By Bob Gaydos
“I’m not an alcoholic. Alcoholics have to go to those meetings. I’m just a heavy drinker.”
Maybe yes; maybe no. Either way, if you’re having this conversation with someone else, or just with yourself, it’s likely there are issues lurking that are related to your consumption of alcohol. As rules of thumb go, the one that says: “If drinking is causing problems in your life, it’s a problem,” is as reliable as it gets.
For those who describe themselves as “heavy drinkers,” it would probably be useful to know what health experts mean when they use the term, as well as possible risks involved in that pattern of behavior.
The Centers for Disease Control recently issued a report on heavy drinking which defined it as 15 or more drinks per week for men or eight or more drinks per week for women. That raised the limit by one drink per week in each case from standards issued by the National Institute on Alcohol Abuse and Alcoholism. But, as some professionals in the field would say, if you’re counting drinks, there’s already a problem.

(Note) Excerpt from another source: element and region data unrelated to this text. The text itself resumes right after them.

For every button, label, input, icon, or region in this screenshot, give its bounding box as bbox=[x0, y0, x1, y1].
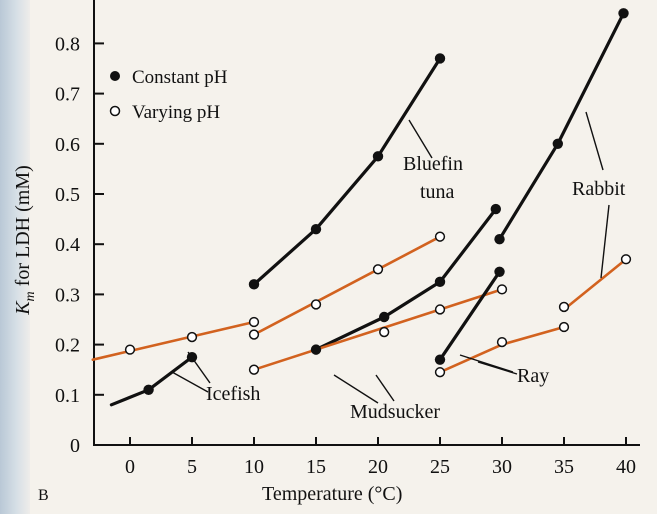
x-ticks: 0 5 10 15 20 25 30 35 40 bbox=[125, 437, 636, 478]
y-tick-label: 0.4 bbox=[55, 234, 80, 256]
mudsucker-constant-point bbox=[490, 203, 501, 215]
annotation-ray: Ray bbox=[517, 365, 549, 387]
icefish-constant-point bbox=[143, 384, 154, 395]
rabbit-constant-point bbox=[494, 233, 505, 245]
mudsucker-constant-point bbox=[434, 276, 446, 288]
legend-label-varying: Varying pH bbox=[132, 102, 220, 123]
callout-line-mudsucker bbox=[375, 374, 395, 402]
y-tick-label: 0.6 bbox=[55, 134, 80, 156]
page-edge-shading bbox=[0, 0, 30, 514]
panel-label: B bbox=[38, 487, 49, 504]
bluefin-tuna-constant-line bbox=[252, 56, 442, 286]
callout-line-rabbit bbox=[600, 204, 610, 279]
ray-varying-point bbox=[496, 336, 508, 348]
y-tick-label: 0.2 bbox=[55, 335, 80, 357]
annotations: Icefish Bluefin tuna Mudsucker Ray Rabbi… bbox=[206, 153, 626, 423]
x-axis-label: Temperature (°C) bbox=[262, 483, 402, 505]
icefish-varying-line bbox=[91, 320, 256, 362]
x-tick-label: 0 bbox=[125, 456, 135, 478]
mudsucker-varying-point bbox=[379, 326, 390, 338]
ray-varying-point bbox=[434, 367, 446, 378]
mudsucker-varying-point bbox=[248, 364, 260, 375]
callout-line-rabbit bbox=[585, 111, 604, 171]
bluefin-tuna-varying-point bbox=[310, 299, 322, 310]
annotation-bluefin: Bluefin bbox=[403, 153, 463, 175]
y-axis-label-k: K bbox=[12, 300, 34, 316]
y-tick-label: 0.5 bbox=[55, 184, 80, 206]
mudsucker-varying-line bbox=[252, 288, 504, 372]
ray-constant-line bbox=[438, 270, 502, 362]
y-tick-label: 0 bbox=[70, 435, 80, 457]
icefish-varying-point bbox=[186, 331, 198, 343]
mudsucker-varying-point bbox=[496, 284, 508, 295]
series-group bbox=[91, 8, 632, 407]
rabbit-varying-point bbox=[558, 301, 570, 313]
x-tick-label: 10 bbox=[244, 456, 264, 478]
x-tick-label: 35 bbox=[554, 456, 574, 478]
y-ticks: 0 0.1 0.2 0.3 0.4 0.5 0.6 0.7 0.8 bbox=[55, 33, 104, 457]
axes bbox=[93, 0, 640, 446]
mudsucker-constant-point bbox=[310, 344, 322, 355]
bluefin-tuna-varying-line bbox=[252, 235, 442, 336]
bluefin-tuna-constant-point bbox=[248, 279, 260, 290]
icefish-varying-point bbox=[124, 344, 136, 355]
ray-varying-point bbox=[558, 321, 570, 333]
rabbit-varying-point bbox=[620, 254, 632, 265]
callout-lines bbox=[171, 111, 610, 404]
mudsucker-constant-line bbox=[314, 207, 498, 352]
annotation-tuna: tuna bbox=[420, 181, 455, 203]
rabbit-constant-point bbox=[552, 138, 563, 149]
y-tick-label: 0.7 bbox=[55, 84, 80, 106]
bluefin-tuna-constant-point bbox=[434, 53, 446, 64]
callout-line-icefish bbox=[171, 371, 209, 393]
ray-constant-point bbox=[434, 354, 446, 365]
rabbit-constant-line bbox=[497, 11, 626, 241]
bluefin-tuna-varying-point bbox=[434, 231, 446, 242]
x-tick-label: 25 bbox=[430, 456, 450, 478]
legend-marker-varying bbox=[109, 105, 121, 117]
callout-line-icefish bbox=[187, 351, 211, 384]
icefish-varying-point bbox=[248, 316, 260, 328]
y-axis-label-subscript: m bbox=[23, 291, 38, 301]
annotation-mudsucker: Mudsucker bbox=[350, 401, 440, 423]
y-tick-label: 0.8 bbox=[55, 33, 80, 55]
rabbit-constant-point bbox=[618, 8, 629, 19]
x-tick-label: 40 bbox=[616, 456, 636, 478]
rabbit-varying-line bbox=[562, 257, 628, 311]
ray-constant-point bbox=[494, 266, 505, 278]
icefish-constant-line bbox=[109, 355, 194, 407]
y-axis-label: Km for LDH (mM) bbox=[12, 165, 38, 316]
x-tick-label: 30 bbox=[492, 456, 512, 478]
bluefin-tuna-constant-point bbox=[310, 223, 322, 235]
x-tick-label: 20 bbox=[368, 456, 388, 478]
y-axis-label-rest: for LDH (mM) bbox=[12, 165, 34, 291]
y-tick-label: 0.3 bbox=[55, 284, 80, 306]
callout-line-mudsucker bbox=[333, 374, 379, 404]
bluefin-tuna-varying-point bbox=[248, 329, 260, 340]
annotation-rabbit: Rabbit bbox=[572, 178, 626, 200]
annotation-icefish: Icefish bbox=[206, 383, 260, 405]
legend-label-constant: Constant pH bbox=[132, 67, 228, 88]
x-tick-label: 5 bbox=[187, 456, 197, 478]
y-tick-label: 0.1 bbox=[55, 385, 80, 407]
svg-text:Km for LDH (mM): Km for LDH (mM) bbox=[12, 165, 38, 316]
callout-line-ray bbox=[459, 354, 514, 373]
callout-line-ray bbox=[477, 361, 518, 375]
legend: Constant pH Varying pH bbox=[109, 67, 228, 123]
x-tick-label: 15 bbox=[306, 456, 326, 478]
bluefin-tuna-constant-point bbox=[372, 151, 384, 162]
mudsucker-varying-point bbox=[434, 304, 446, 315]
legend-marker-constant bbox=[110, 71, 120, 81]
bluefin-tuna-varying-point bbox=[372, 264, 384, 275]
callout-line-bluefin bbox=[408, 119, 433, 159]
mudsucker-constant-point bbox=[379, 311, 390, 323]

Of course, it’s important to know what is meant by a drink. A standard drink, according to the NIAAA is 1.5 ounces of hard liquor or brandy, 12 ounces of beer and five ounces of table wine. All alcohol has the same effect, regardless of the form. If your “standard” drink is larger, the total drink count will be higher. And, possibly, the risks.
It’s true, some people can drink more than others and not have problems as a result. It’s also true that at least 40 percent of Americans drink little or no alcohol at all. But for anyone describing himself or herself as a “heavy drinker,’’ the NIAAA says it matters how much you drink on any one day and how often you have heavy drinking days.
Among those who have one heavy drinking day per month, the agency says one in five, or 20 percent, already have alcoholism or alcohol abuse. One heavy drinking day per week raises the odds to one in three. Two or more heavy drinking days per week, makes it 50 percent, according to the NIAAA.
And so what? says the “heavy drinker.” I have a job. My family loves me. I’m young. Alcohol is good for the heart. I get good grades. I don’t drink any more than my friends do. If it becomes a problem, I’ll cut back.
Again, maybe so. But also again, it’s good to know the risks involved with heavy drinking. There’s nothing new here. Heavy drinking increases the chances of being injured or killed in auto accidents, fires, drownings, or being the victim of an assault or suicide. It poses greater risk of liver disease, heart disease, depression, stroke, sexually transmitted diseases and more. It can pose a risk to the baby if a woman drinks during pregnancy and, just as with alcoholism, alcohol abuse -- or heavy drinking -- can cause legal problems, trouble in relationships and failure to meet responsibilities at work, school, home, etc.
If you’re serious about wanting to know if you’re just a heavy drinker -- someone who can successfully manage his or her alcohol intake and even curtail it -- rather than someone who “needs to go to those meetings,” the NIAAA offers a test, as it were.
For one week, with dinner, have one standard drink of wine or beer. Or if you prefer, one standard drink of hard liquor or brandy before dinner. That’s it. Nothing else. No changing drinks from day to day. The NIAAA says people who can take it or leave will have no problem. Alcoholics flunk.
As always, the idea is not to judge or condemn, but rather to take an honest look at one’s drinking in the hope of avoiding or eliminating problems that can arise from the abuse of alcohol. A heavy dose of honesty can be the best medicine when substance abuse is in question.